What's New 6-5-26
The Mobile, Alabama six-piece's third Dave Cobb-produced album is their most spiritually grounded yet. Recorded between Cobb's Savannah studio and historic RCA Studio A in Nashville, Grateful moves from the gospel-charged stomp of 'Demons In Your Choir' through the churning 'People Hatin'' to the tender 'If I Didn't Know You.' Eleven songs equally at home in dance halls and church steeples.
Staples' first Loma Vista album is 35 minutes of tightly coiled West Coast rap - spare, unsettling, and precisely engineered. Boom-bap beats underpin candid reckoning with fame, survival, and visibility. His third consecutive album to refine a vision with the confidence of someone with nothing left to prove and every reason to keep going.
Gibbard and company's first ANTI- Records release finds them in strong form. Produced by John Congleton in Los Angeles, I Built You A Tower is compact and emotionally direct - 38 minutes confronting grief and impermanence without flinching. 'Riptides' and 'Punching the Flowers' demonstrate the band's undiminished gift for melodic architecture.
Brock and company's eighth album - first independent release in over two decades via their own Glacial Pace label - returns to their Pacific Northwest experimental instincts after. Knotted philosophy, jerky rhythms, and psychedelic sprawl intact, lead singles 'Look How Far...' and 'Picking Dragons' Pockets' suggest a band energized by new freedom.
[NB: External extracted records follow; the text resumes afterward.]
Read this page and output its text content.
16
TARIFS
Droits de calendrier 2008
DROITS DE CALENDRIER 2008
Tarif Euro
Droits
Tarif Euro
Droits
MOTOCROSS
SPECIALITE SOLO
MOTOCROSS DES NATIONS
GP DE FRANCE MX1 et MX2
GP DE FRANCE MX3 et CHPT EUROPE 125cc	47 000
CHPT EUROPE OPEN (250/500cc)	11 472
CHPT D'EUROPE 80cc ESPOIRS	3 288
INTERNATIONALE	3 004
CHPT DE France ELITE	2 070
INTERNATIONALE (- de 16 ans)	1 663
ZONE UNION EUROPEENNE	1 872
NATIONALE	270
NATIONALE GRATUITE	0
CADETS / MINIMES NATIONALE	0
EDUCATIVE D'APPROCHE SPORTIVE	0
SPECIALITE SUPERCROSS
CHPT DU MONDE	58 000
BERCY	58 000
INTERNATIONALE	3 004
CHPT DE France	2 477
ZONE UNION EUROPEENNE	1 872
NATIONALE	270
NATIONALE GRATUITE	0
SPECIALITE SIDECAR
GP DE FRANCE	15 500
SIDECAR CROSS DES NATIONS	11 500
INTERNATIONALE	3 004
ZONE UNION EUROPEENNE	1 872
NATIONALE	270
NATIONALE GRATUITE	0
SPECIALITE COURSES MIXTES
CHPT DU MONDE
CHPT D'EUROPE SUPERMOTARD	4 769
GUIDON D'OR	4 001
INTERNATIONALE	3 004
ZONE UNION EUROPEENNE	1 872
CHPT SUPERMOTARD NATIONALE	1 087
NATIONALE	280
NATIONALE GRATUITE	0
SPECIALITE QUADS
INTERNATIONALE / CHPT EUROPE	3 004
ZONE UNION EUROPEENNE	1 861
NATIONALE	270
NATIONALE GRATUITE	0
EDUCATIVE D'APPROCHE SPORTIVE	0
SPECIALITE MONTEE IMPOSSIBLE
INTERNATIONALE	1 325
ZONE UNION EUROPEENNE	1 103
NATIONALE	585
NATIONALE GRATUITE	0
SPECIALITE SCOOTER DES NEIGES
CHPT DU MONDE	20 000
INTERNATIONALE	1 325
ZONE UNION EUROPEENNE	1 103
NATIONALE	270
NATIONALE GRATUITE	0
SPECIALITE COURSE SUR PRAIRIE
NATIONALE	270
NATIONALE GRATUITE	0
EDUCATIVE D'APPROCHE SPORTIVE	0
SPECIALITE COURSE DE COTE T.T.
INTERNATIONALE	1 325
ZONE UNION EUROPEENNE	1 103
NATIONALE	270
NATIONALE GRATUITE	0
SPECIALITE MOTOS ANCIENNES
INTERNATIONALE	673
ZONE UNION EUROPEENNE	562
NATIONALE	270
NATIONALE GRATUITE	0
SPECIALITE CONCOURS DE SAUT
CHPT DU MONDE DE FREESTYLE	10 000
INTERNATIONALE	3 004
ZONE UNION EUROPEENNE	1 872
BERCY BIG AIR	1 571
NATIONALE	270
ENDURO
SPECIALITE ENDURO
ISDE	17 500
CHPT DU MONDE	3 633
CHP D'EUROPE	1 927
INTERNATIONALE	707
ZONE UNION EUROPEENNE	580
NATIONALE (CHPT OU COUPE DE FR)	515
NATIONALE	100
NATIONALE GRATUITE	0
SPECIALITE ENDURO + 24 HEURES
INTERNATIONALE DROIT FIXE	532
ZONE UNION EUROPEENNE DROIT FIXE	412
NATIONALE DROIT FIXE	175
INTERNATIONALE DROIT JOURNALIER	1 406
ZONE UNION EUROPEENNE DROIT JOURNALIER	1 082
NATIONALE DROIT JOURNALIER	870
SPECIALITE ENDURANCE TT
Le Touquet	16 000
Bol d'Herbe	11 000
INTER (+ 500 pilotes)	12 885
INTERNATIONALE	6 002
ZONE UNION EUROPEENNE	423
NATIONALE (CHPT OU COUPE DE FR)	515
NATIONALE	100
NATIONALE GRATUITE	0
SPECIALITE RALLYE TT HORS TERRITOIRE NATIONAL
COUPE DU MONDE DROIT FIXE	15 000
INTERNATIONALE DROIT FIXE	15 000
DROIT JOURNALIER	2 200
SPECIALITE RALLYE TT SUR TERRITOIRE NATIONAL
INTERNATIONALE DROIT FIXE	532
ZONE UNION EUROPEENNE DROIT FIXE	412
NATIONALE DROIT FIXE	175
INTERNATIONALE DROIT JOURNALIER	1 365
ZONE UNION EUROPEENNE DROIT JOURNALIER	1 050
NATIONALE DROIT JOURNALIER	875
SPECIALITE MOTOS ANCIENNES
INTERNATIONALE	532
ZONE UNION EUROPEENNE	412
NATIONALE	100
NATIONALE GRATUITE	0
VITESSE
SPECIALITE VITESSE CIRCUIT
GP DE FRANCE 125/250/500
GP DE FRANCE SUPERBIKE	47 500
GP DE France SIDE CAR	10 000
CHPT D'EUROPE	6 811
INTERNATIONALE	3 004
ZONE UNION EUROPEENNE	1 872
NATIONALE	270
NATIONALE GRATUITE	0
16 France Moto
Horan's fourth solo album is his most personal, written about his girlfriend and inspired by the dinner party where they met. The 12-track set features no collaborations - just Horan's voice, his instinct for melody, and a sound that bridges folk-pop warmth with contemporary production. A career high.
The DC-born, London-based singer's newest deepens the promise of his acclaimed debut Come Around and Love Me. Ngonda's Motown-trained soul sensibility is even more refined here, his voice drawing comparisons to a young Marvin Gaye. The Daptone house band provides the impeccable analog foundation his songwriting demands. Definitive confirmation of major talent.
Lancaster metalcore veterans return to Fearless Records - the label that released their early catalog - with a record that rewards the reunion. Produced by Carson Slovak and Grant McFarland, Season of Surrender pairs technical precision and melodic intelligence with renewed urgency. Jake Luhrs' vocals and JB Brubaker's guitar work are as formidable as ever.